For long, a feeling of perfection and pressure has clogged me like a fog and I struggle momentarily to be at peace with myself. Daily deadlines of school work, streamlining personal goals with the compulsion of being perfect, being busy like Martha and still striving to be abreast with everything this world dishes out together with every other insane stuff,
Going through my past notes, One significant thing that kept popping up is the task of creating a website. Quite frankly, I have not yet come to the full realization of what role this addendum would play in our world now; However, creating this website was fun and ideas sprang up every minute I logged in. I have brainstormed on the perfect way to launch this site; the perfect content; the perfect outlook, the right audience and the perfect reactions I secretly want to get from people who click this. However, it has confined me rather than giving me wings to fly. Thoughts and expectations of perfectionism began to cripple the very essence of its creation. Through the push from a close knit, you are now reading this and though its not halfway what I want, its baby steps has just been taken and I am ecstatic about it. Now, this website is dear to me and I hope that you, my reader grow to love it for what it is set to represent.

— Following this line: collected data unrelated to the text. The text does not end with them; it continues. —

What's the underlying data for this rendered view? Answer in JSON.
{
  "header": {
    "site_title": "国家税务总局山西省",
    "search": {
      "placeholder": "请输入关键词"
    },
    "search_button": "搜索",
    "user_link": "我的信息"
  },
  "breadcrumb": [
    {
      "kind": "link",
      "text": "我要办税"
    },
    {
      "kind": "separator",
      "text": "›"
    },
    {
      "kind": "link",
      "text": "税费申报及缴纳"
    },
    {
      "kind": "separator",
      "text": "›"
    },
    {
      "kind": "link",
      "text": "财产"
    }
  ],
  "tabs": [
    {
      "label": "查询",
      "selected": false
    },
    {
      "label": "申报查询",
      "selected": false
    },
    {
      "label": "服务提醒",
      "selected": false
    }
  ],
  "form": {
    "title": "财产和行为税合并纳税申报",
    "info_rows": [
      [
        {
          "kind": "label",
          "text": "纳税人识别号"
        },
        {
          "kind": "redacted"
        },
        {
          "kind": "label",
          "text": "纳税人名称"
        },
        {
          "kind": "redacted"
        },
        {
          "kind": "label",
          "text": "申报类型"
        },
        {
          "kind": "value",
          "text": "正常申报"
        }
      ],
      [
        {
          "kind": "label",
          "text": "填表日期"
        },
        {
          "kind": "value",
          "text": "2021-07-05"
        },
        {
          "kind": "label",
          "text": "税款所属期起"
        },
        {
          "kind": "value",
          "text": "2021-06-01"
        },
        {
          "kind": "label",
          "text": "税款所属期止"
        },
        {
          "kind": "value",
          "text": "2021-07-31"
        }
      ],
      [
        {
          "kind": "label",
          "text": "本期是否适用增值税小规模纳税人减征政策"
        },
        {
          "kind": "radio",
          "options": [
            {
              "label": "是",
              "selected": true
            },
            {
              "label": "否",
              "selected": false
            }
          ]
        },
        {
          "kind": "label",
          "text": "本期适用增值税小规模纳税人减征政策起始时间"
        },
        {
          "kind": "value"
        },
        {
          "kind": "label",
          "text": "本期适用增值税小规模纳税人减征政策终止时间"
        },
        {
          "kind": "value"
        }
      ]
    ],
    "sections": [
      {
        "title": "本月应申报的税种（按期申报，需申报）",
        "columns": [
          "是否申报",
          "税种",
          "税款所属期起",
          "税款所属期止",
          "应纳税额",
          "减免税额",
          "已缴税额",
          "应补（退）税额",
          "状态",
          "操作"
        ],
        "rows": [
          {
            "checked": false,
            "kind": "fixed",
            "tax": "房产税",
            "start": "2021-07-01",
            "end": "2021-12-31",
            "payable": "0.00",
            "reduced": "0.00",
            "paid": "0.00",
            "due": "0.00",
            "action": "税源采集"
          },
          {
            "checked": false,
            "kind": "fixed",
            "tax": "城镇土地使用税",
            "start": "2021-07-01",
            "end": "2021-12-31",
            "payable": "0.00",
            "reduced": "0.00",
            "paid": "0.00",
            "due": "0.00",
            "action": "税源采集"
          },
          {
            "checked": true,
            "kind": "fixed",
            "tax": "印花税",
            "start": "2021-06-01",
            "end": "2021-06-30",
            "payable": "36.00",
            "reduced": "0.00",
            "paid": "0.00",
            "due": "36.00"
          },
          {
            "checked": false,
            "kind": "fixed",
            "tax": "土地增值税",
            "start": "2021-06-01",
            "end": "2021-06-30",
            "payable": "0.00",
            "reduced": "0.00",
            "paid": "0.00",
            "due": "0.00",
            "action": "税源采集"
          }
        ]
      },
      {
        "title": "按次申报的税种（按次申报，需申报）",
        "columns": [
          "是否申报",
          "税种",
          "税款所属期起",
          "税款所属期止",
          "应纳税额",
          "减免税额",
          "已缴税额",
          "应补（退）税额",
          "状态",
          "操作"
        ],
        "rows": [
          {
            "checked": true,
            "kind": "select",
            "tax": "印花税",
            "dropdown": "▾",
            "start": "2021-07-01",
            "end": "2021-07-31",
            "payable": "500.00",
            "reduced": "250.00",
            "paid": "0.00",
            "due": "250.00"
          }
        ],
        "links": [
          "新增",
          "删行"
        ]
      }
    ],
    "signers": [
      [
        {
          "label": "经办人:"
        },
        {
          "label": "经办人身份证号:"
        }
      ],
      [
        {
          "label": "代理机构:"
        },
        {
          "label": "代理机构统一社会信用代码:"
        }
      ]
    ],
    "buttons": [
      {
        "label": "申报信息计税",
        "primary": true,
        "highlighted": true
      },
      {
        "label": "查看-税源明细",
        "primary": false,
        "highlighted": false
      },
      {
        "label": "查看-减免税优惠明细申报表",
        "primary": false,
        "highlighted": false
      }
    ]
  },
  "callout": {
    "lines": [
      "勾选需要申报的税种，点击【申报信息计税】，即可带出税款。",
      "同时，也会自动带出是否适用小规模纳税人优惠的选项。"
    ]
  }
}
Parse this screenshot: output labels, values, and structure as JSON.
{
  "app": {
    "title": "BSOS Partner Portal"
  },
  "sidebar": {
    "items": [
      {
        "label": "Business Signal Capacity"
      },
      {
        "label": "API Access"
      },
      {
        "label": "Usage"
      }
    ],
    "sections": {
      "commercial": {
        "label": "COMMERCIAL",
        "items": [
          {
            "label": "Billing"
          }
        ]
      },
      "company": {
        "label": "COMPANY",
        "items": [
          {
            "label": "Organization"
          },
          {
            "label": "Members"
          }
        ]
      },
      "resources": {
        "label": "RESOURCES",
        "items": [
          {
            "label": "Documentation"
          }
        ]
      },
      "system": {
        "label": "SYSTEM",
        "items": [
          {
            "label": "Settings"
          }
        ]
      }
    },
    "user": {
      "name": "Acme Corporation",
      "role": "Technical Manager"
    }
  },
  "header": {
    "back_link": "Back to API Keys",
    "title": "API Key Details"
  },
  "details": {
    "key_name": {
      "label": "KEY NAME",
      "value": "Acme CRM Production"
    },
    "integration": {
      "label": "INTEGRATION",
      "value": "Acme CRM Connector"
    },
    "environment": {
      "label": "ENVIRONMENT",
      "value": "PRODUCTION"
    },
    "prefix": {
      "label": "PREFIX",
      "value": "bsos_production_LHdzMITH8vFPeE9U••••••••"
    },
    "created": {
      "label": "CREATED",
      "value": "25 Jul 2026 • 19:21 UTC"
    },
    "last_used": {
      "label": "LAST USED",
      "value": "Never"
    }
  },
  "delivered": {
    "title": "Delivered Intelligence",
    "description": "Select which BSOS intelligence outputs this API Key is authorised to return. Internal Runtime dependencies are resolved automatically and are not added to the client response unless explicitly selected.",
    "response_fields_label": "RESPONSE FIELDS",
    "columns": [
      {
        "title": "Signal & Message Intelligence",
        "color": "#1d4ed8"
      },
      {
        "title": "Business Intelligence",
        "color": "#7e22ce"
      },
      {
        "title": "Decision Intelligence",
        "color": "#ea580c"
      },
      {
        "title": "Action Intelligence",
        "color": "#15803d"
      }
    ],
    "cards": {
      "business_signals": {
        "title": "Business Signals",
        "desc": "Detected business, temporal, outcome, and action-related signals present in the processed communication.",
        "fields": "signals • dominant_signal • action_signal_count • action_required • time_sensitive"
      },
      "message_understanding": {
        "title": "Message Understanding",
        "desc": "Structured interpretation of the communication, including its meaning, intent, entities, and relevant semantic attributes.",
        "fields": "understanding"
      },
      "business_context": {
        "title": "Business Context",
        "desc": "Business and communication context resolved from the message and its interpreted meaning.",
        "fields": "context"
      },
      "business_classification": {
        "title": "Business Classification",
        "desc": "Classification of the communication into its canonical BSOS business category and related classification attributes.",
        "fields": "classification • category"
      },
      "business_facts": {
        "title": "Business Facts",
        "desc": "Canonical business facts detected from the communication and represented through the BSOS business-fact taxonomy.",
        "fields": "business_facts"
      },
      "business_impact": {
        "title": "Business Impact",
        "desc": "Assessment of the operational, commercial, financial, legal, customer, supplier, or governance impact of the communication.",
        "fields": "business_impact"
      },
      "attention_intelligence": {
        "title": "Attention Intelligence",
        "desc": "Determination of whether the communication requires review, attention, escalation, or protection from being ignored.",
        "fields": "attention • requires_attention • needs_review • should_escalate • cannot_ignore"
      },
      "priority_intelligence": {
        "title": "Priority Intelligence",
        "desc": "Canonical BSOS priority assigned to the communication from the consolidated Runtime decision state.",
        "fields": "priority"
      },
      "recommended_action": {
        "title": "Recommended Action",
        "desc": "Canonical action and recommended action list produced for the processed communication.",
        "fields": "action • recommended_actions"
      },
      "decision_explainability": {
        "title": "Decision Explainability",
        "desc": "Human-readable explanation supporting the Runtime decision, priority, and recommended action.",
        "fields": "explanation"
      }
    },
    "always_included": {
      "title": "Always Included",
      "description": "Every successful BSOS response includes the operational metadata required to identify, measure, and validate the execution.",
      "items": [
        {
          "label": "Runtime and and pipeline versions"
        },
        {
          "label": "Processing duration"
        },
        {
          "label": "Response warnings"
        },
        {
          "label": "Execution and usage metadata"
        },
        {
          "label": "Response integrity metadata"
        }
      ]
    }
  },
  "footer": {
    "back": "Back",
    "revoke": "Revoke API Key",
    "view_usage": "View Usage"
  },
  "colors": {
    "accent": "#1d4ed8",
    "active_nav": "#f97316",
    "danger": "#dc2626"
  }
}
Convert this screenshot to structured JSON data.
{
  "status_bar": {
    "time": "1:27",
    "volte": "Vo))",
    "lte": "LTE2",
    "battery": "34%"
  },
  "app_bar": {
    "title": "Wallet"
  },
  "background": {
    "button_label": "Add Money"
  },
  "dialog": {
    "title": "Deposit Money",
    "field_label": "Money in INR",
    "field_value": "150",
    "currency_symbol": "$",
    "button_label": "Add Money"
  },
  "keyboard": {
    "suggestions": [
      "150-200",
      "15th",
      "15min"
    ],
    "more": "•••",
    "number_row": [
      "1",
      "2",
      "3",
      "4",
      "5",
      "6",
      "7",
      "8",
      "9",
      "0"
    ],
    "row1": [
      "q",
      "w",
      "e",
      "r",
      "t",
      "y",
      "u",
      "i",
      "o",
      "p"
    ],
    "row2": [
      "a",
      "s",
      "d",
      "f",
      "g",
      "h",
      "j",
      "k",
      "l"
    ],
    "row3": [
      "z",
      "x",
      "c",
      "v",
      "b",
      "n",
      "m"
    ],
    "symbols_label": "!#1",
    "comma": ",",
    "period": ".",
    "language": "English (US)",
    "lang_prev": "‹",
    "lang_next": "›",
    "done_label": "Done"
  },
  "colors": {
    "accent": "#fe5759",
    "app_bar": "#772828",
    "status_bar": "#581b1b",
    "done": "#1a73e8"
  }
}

Trust me, I am not a bit bothered about how long and far this would go because for me, Everything will surely align. The strategy is to just do what I feel led to do.
Mark Mason wrote ”You can’t be an important and life-changing presence for some people without also being a joke and an embarrassment to others. You just can’t. Because there’s no such thing as a lack of adversity. It doesn’t exist.”
Welcome to angelvitalis.com. Hope your seatbelt is fastened? It’s gonna be a real ride indeed.